Welcome back!
Another week, another Toki Talks! This past weekend, I did a lot of reflection on how I have been managing my time, and to say the least I didn’t like what I saw in myself.
Commitment to content creation + programming
I realized this past weekend that on average, I was only really taking 20 hours per work-week (Monday → Friday) to study programming. This doesn’t really add up considering that I don’t have a job and spend all day at time. On top of that. My steam records say that I spend approximately 30 hours a week gaming. Therefore, I am spending more time gaming than programming. Why am I spending more time gaming, something that isn’t going to bring more value into my life, instead of practicing and perfecting things that will add value?
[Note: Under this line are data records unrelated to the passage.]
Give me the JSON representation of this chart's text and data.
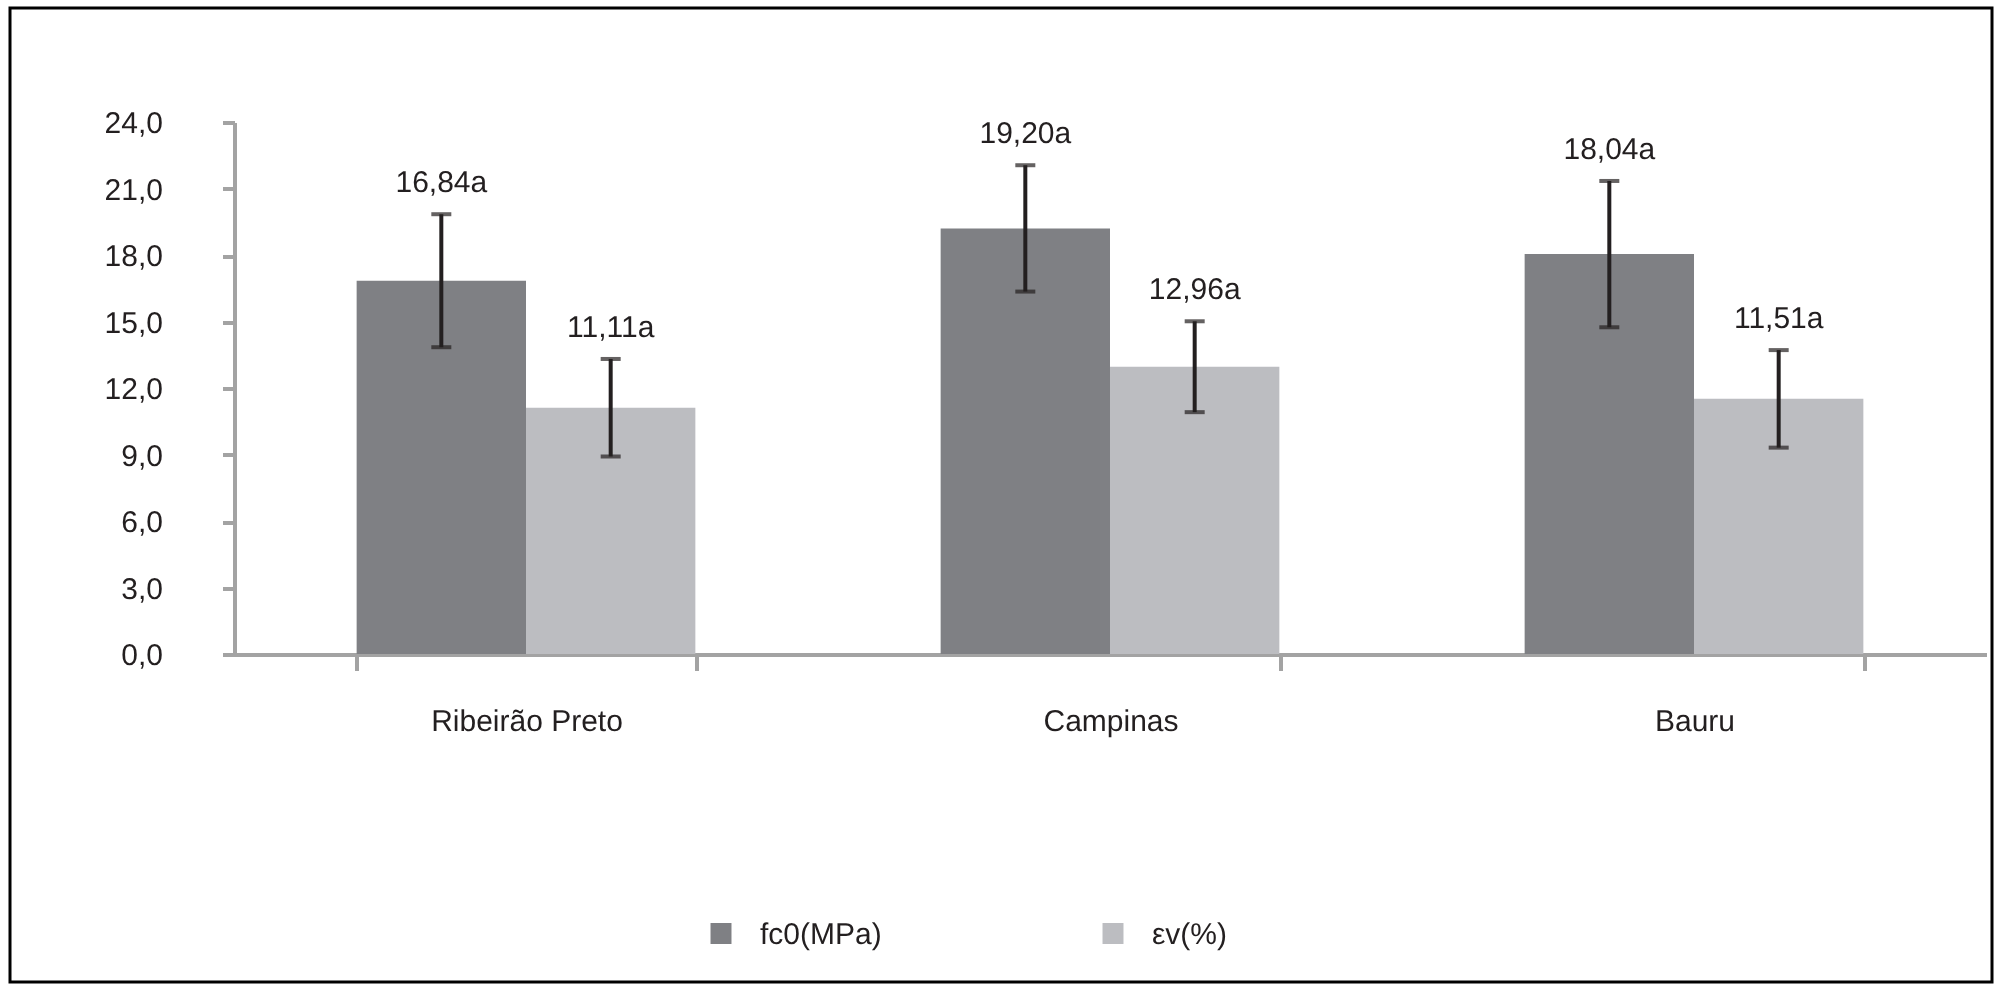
{
  "chart_data": {
    "type": "bar",
    "categories": [
      "Ribeirão Preto",
      "Campinas",
      "Bauru"
    ],
    "series": [
      {
        "name": "fc0(MPa)",
        "color": "#7f8084",
        "values": [
          16.84,
          19.2,
          18.04
        ],
        "errors": [
          3.0,
          2.85,
          3.3
        ],
        "value_labels": [
          "16,84a",
          "19,20a",
          "18,04a"
        ]
      },
      {
        "name": "εv(%)",
        "color": "#bcbdc1",
        "values": [
          11.11,
          12.96,
          11.51
        ],
        "errors": [
          2.2,
          2.05,
          2.2
        ],
        "value_labels": [
          "11,11a",
          "12,96a",
          "11,51a"
        ]
      }
    ],
    "ylim": [
      0,
      24
    ],
    "yticks": [
      {
        "value": 0,
        "label": "0,0"
      },
      {
        "value": 3,
        "label": "3,0"
      },
      {
        "value": 6,
        "label": "6,0"
      },
      {
        "value": 9,
        "label": "9,0"
      },
      {
        "value": 12,
        "label": "12,0"
      },
      {
        "value": 15,
        "label": "15,0"
      },
      {
        "value": 18,
        "label": "18,0"
      },
      {
        "value": 21,
        "label": "21,0"
      },
      {
        "value": 24,
        "label": "24,0"
      }
    ],
    "grid": false,
    "legend": "bottom"
  }
}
I have family visiting for some time next week, so I won’t be available to do our normally scheduled programming (sorry), but afterwards I do plan on streaming Monday → Saturday so I can get my studying hours up! This also does mean that I have to be more rigorous with how I both plan and edit videos for the week :p That’s a net positive for you guys though!
Not chasing creative endeavours
I haven’t been writing or thinking of ideas to make videos on. I haven’t been reading for the past 3-4 months. I haven’t been making music. I’ve either been programming, or spending a copious amount of time aim-training. I’ve been living on autopilot if I’m being honest, filling the time that I spend resting in my day with mindless consumption of content.
I have creative goals that I want to accomplish by the time I turn 25.
- Release a fully original EP
- Have a fiction book released
- Have a compilation of short stories/essays published
I also have goals that aren’t strictly creative
- Have consistent passive income through YouTube/online endeavours
- Be able to make money through computer programming
- Pass the JLPT N3 test
Possible.
I don’t think that these goals are super lofty/out-there for me. I think they are very doable given the time constraints. It’s just that I have been clouding my brain with slop and coping through consuming more slop, which has in turn made my quality of life lower than I’d want it to be. The problem I have with gaming isn’t the gaming itself. It’s how I am when I game. I get shorter, I am very competitive, and I don’t know when to quit. It’s a proper addiction when I get into the flow of it. I am way less productive right now than I was when I didn’t play CS for 4-6 years. Like, it’s noticeable. I am not being lazy due to depression. I am being lazy because I am latching onto dopamine heavy high APM activities because they make me feel productive.
I am a very competitive person. It doesn’t matter what the outlet is. I want to get better. If I win, then I win and I will obviously enjoy it. But if I don’t win, I want to learn why I didn’t win, how the other person was doing better, and observe what I was doing wrong. At the end of the day, I am a grinder. Through and through. I don’t think it’s a problem either. I just have to focus that energy elsewhere in my life that will help me long term and bring me more value.